Here're the results for the simplified version of textB. In terms of textB, CKIP Transformers Level 2 and 3 are most stable, giving the same error-free results regardless of the writing sytems.
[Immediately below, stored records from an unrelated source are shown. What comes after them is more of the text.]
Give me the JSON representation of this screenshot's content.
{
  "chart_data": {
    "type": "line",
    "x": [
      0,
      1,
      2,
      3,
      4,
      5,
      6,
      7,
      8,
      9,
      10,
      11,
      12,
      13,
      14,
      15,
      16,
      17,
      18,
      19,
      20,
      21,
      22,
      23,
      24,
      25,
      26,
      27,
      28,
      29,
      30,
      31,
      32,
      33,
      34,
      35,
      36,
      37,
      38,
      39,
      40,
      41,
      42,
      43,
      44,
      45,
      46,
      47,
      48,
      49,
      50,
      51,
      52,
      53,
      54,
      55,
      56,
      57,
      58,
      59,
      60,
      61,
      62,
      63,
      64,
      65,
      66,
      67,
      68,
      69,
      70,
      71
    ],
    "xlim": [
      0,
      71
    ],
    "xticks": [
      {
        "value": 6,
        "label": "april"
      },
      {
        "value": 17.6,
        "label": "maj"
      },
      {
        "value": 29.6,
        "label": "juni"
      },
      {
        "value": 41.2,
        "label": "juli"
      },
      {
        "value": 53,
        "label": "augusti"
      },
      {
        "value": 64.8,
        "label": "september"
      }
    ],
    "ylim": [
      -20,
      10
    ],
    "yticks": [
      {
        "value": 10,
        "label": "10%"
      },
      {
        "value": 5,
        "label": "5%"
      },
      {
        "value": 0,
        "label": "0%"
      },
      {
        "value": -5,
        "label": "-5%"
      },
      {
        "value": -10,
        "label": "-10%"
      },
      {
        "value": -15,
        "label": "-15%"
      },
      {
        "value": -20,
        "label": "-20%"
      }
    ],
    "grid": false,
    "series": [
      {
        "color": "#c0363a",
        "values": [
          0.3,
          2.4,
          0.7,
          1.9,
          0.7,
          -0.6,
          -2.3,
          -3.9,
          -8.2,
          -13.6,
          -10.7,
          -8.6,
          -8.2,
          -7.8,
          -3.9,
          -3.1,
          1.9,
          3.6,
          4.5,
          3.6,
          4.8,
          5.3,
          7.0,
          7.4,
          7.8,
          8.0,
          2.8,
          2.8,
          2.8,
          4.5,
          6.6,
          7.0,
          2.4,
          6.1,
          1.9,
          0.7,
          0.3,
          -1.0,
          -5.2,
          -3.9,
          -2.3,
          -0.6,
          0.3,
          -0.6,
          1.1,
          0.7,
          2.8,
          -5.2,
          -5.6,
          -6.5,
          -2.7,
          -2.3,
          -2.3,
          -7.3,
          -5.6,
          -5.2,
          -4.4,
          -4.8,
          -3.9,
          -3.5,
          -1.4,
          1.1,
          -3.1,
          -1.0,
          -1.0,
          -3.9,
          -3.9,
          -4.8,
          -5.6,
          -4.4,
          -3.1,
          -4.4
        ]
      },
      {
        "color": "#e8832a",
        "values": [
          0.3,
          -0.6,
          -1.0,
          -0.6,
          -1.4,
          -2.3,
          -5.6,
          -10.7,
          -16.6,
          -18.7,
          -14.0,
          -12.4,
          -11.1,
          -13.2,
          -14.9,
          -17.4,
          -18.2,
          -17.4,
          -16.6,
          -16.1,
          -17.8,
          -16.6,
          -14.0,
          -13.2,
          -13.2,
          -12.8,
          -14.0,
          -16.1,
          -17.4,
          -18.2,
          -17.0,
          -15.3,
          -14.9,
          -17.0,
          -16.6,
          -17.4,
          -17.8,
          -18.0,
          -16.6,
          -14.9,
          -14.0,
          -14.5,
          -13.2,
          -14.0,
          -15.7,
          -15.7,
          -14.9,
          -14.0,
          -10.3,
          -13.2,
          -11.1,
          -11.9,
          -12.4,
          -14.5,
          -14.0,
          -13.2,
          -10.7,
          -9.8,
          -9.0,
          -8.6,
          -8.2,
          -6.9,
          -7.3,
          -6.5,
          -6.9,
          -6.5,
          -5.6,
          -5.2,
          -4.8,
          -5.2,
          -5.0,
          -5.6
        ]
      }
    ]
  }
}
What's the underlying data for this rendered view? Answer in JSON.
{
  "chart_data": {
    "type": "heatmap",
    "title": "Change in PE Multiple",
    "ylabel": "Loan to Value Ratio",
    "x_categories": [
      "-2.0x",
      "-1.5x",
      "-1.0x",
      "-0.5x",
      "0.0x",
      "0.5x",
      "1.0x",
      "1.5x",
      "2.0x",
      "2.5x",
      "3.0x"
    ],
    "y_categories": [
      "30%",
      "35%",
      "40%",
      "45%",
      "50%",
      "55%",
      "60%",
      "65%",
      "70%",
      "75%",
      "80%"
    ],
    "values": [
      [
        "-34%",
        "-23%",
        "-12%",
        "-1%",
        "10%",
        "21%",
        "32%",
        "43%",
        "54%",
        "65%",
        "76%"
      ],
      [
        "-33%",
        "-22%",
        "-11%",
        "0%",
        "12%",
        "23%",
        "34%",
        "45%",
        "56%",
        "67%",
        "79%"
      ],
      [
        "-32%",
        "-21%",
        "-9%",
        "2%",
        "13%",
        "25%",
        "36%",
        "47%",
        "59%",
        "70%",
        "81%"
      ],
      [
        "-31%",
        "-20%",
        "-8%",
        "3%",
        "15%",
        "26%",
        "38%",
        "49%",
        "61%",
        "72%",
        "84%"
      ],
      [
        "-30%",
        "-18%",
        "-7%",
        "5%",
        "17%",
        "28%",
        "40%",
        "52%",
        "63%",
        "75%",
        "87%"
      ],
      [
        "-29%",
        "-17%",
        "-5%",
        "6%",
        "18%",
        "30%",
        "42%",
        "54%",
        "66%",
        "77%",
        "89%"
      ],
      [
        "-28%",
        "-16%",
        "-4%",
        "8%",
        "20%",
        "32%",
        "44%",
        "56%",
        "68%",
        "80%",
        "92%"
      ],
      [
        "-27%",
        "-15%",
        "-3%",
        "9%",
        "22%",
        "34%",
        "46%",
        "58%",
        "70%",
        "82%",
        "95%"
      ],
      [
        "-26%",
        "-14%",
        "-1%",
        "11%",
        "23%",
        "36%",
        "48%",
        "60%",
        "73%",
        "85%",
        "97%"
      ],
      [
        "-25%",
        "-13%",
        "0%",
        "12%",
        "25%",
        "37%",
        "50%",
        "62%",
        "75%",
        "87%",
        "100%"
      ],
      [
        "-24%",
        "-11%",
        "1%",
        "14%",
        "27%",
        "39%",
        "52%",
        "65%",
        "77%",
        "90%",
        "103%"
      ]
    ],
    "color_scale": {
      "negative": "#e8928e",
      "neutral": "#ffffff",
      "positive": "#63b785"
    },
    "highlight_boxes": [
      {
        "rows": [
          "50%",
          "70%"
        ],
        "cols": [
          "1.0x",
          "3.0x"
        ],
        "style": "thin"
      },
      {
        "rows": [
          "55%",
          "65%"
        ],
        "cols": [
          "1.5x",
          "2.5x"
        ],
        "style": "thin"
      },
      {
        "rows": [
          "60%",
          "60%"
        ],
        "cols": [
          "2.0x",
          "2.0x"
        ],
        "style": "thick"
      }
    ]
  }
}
for sent in testing_tup[15:]:
  result = Tokenizer(sent[0], sent[1])
Result tokenized by jieba: 
工信处 | 女干事 | 每月 | 经过 | 下属 | 科室 | 都 | 要 | 亲口 | 交代 | 24 | 口 | 交换机 | 等 | 技术性 | 器件 | 的 | 安装 | 工作
Result tokenized by pku: 
工信 | 处女 | 干事 | 每月 | 经过 | 下属 | 科室 | 都 | 要 | 亲口 | 交代 | 24 | 口 | 交换机 | 等 | 技术性 | 器件 | 的 | 安装 | 工作
Result tokenized by pyhan: 
工信处 | 女干事 | 每月 | 经过 | 下属 | 科室 | 都 | 要 | 亲口 | 交代 | 24 | 口 | 交换机 | 等 | 技术性 | 器件 | 的 | 安装 | 工作
Result tokenized by snow: 
工 | 信处女 | 干事 | 每月 | 经过 | 下属 | 科室 | 都 | 要 | 亲口 | 交代 | 24 | 口 | 交换机 | 等 | 技术性 | 器件 | 的 | 安装 | 工作
Tokenization: 100%|██████████| 1/1 [00:00<00:00, 1220.69it/s]
Inference: 100%|██████████| 1/1 [00:00<00:00, 131.83it/s]
Tokenization: 100%|██████████| 1/1 [00:00<00:00, 878.39it/s]
Inference: 100%|██████████| 1/1 [00:00<00:00, 71.48it/s]
Tokenization: 100%|██████████| 1/1 [00:00<00:00, 1254.65it/s]
Inference: 100%|██████████| 1/1 [00:00<00:00, 60.75it/s]
Result tokenized by ckip: 
Level 1: 工信处 | 女干 | 事 | 每 | 月 | 经过 | 下 | 属 | 科室 | 都 | 要 | 亲 | 口 | 交代 | 24 | 口 | 交换机 | 等 | 技术性 | 器件 | 的 | 安装 | 工作
Level 2: 工信处 | 女 | 干事 | 每 | 月 | 经过 | 下属 | 科室 | 都 | 要 | 亲口 | 交代 | 24 | 口 | 交换机 | 等 | 技术性 | 器件 | 的 | 安装 | 工作
Level 3: 工信处 | 女 | 干事 | 每 | 月 | 经过 | 下属 | 科室 | 都 | 要 | 亲口 | 交代 | 24 | 口 | 交换机 | 等 | 技术性 | 器件 | 的 | 安装 | 工作


This post has tested five word segmentation libraries against two challenging Chinese texts. Here're the takeaways:

  • If you value speed more than anything, Jieba is definitely the top choice. If you're dealing with traditional Chinese, it is a good practice to first convert your texts to simplified Chinese before feeding them to Jieba. Doing this may produce better results.

  • If you care more about accuracy instead, it's best to use CKIP Transformers. Its Level 2 and 3 produce consistent results whether your texts are in traditional or simplified Chinese.

  • Finally, if you hope to levarage the power of NLP libraries such as spaCy and Texthero (by the way, their slogan is really awesome: from zero to hero), you'll have to go for Jieba or PKUSeg. I hope spaCy will also add CKIP to its inventory of tokenizers in the near future.